Source:Xinhua Published: 2017/9/7 11:35:28

A new study indicates that gamma-aminobutyric acid, or GABA, a chemical messenger responsible for communication between cells, especially those in the brain, is key to visual acuity.

The study, conducted in rabbits and published this week in the journal Current Biology, can help explain why during the Aug. 21 total solar eclipse in the United States people and objects were easier to see than on a typical moonless night.

"It has been known for decades that there is a mechanism in the retina in the eye that helps us see small objects and detect edges on bright days, and that this mechanism gradually turns off when it is dark," noted lead researcher Stuart Mangel. "However, what this mechanism is and how it is controlled has been a mystery."

The GABA receptor, a protein, is in abundance on certain cells in the retina on sunny days, and enhances the ability to see details and edges of objects. At night, it disappears.

The normally gradual process involves assembling and moving the GABA receptor to a specific site in the retina during bright daytime, and disassembling the same protein and moving it away from the synapse as dusk sets in.

When people are outdoors, it takes hours for the background light to decrease from bright to dark as the Earth rotates on its axis.

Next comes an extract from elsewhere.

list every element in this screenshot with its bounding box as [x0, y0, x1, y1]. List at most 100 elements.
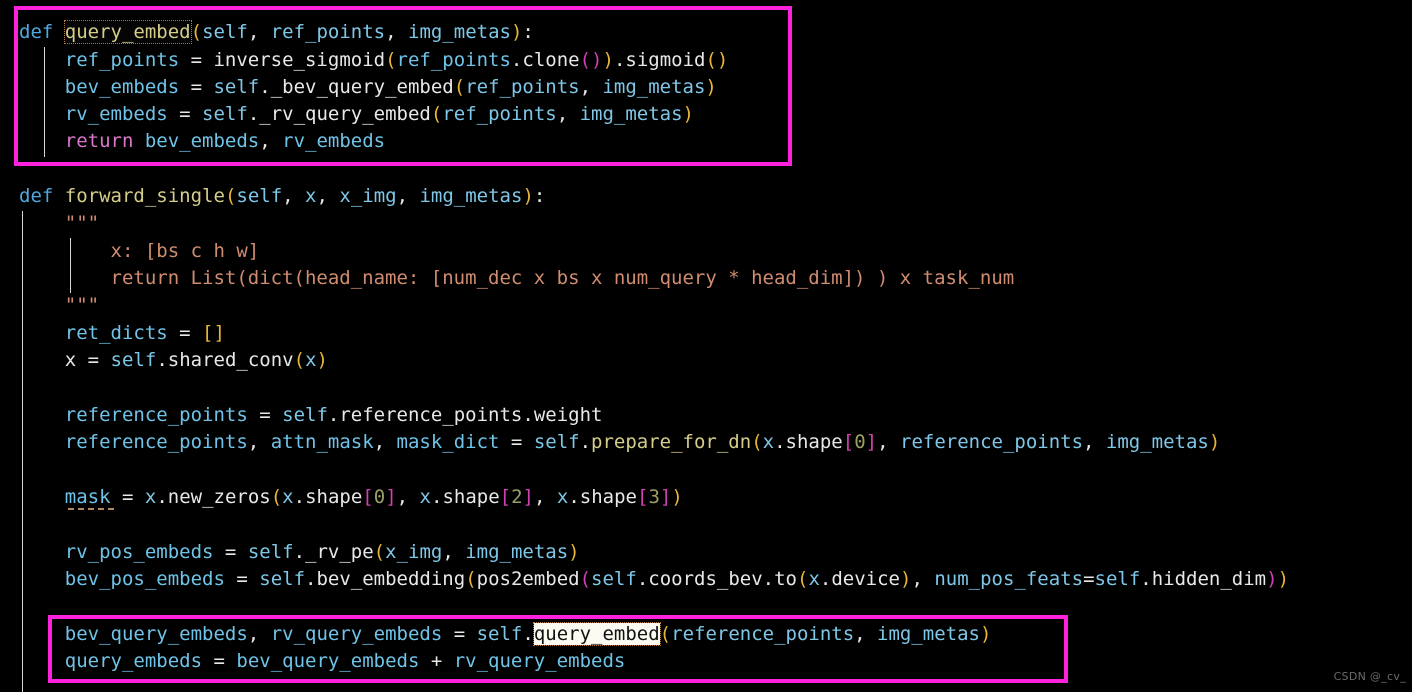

When it becomes dark at dusk, a person's ability to see small details is much lower than during the middle of the day.

But Mangel, a professor of neuroscience at the Ohio State University College of Medicine, said he and others experienced an unusual clarity of vision during the minutes when the moon shut out the sun's rays more than two weeks ago.

"Several people I was with commented that they could see as well during totality as they could when it had been bright, and that their acuity was much better than it usually is when it is dark at dusk."

A possible explanation is that when the total eclipse took viewers from brightness to darkness in minutes, the GABA receptor would have still been present on those cells in their eyes. "The reason our acuity stayed high during the total eclipse is that there wasn't enough time for protein disassembly to take place," Mangel said.

In addition, Mangel and his colleagues found that the neurotransmitter dopamine regulates whether the GABA receptor is working. "On bright days, dopamine levels are high and signaling is strong, enhancing the detection of spatial details and edges," he was quoted as saying in a news release. "On moonless nights, however, dopamine levels are low and the GABA signal is minimal, decreasing our ability to see those details."